The case of SPS Groundworks and Building Ltd v Mahil  addressed the requirements of a seller to comply with the duty of disclosure.
In 2019, a plot of land owned by SPS Groundworks and Building Ltd (SPS) was sold at auction to Ms Mahil. The land was subject to an overage obligation which required a further payment of 50% of any increase in the value of the land attributable to obtaining planning permission. Although SPS had provided a legal pack for the auction, which included the overage obligation in the deed of covenant, there was no specific reference to the overage liability during the auction. The auction brochure did not make specific reference to the overage obligation and no oral reference was made to it by the auctioneer. The highest bidder at the auction, Ms Mahil, had both visited the land and read the auction brochure. However, she failed to read the legal pack or look at the auctioneer’s website. Ms Mahil refused to complete the purchase after having discovered the overage obligation and the issue was whether SPS had failed to disclose a defect in title which could entitle Mahil to rescind the contract.

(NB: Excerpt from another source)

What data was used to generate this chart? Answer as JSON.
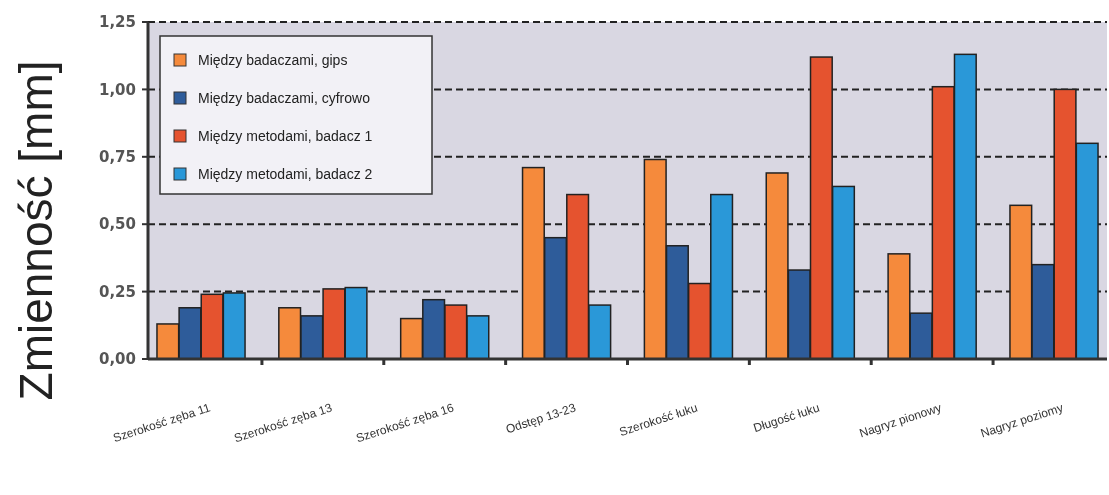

At first instance, the judge emphasised the principle of caveat emptor, ‘buyer beware’, and came to the decision that the purchaser should have properly researched the property and read the legal pack in detail. The court’s decision placed the duty on the buyer (Ms Mahil) to have full knowledge of the defects of the property upon purchase as the overage was contained in the legal pack.
However, at appeal, the High Court judge held that a seller has a duty to disclose all latent defects in title, irrespective of whether an enquiry is made. If a seller fails to make specific reference to a defect, the buyer can assume that entries on a title register would not significantly affect value.
The appeal judge held that only including the overage obligation in the legal pack was insufficient. Thus, SPS had breached their duty of disclosure and Mahil was given the power to rescind the contract.
Points to consider/comments
The outcome of this case raises questions as to how far sellers must go to disclose defects in title. The appeal judge (Cotter J) stated that the purchaser must be provided with ‘full and frank disclosure’ which requires the defect to be ‘specifically brought to a potential purchaser’s attention’. If the seller does not sufficiently address any defects in title, then potential buyers can assume the usual sort of entries which would not significantly affect the value of the property.
The decision in this case is particular significance for property auction sales where a potential buyer may bid on a property before any due diligence has been carried out by a lawyer. As a precaution, sellers in these situations should make express, specific reference to any significant defects in the auction brochure or by the auctioneer as opposed to using generic conditions or disclaimers.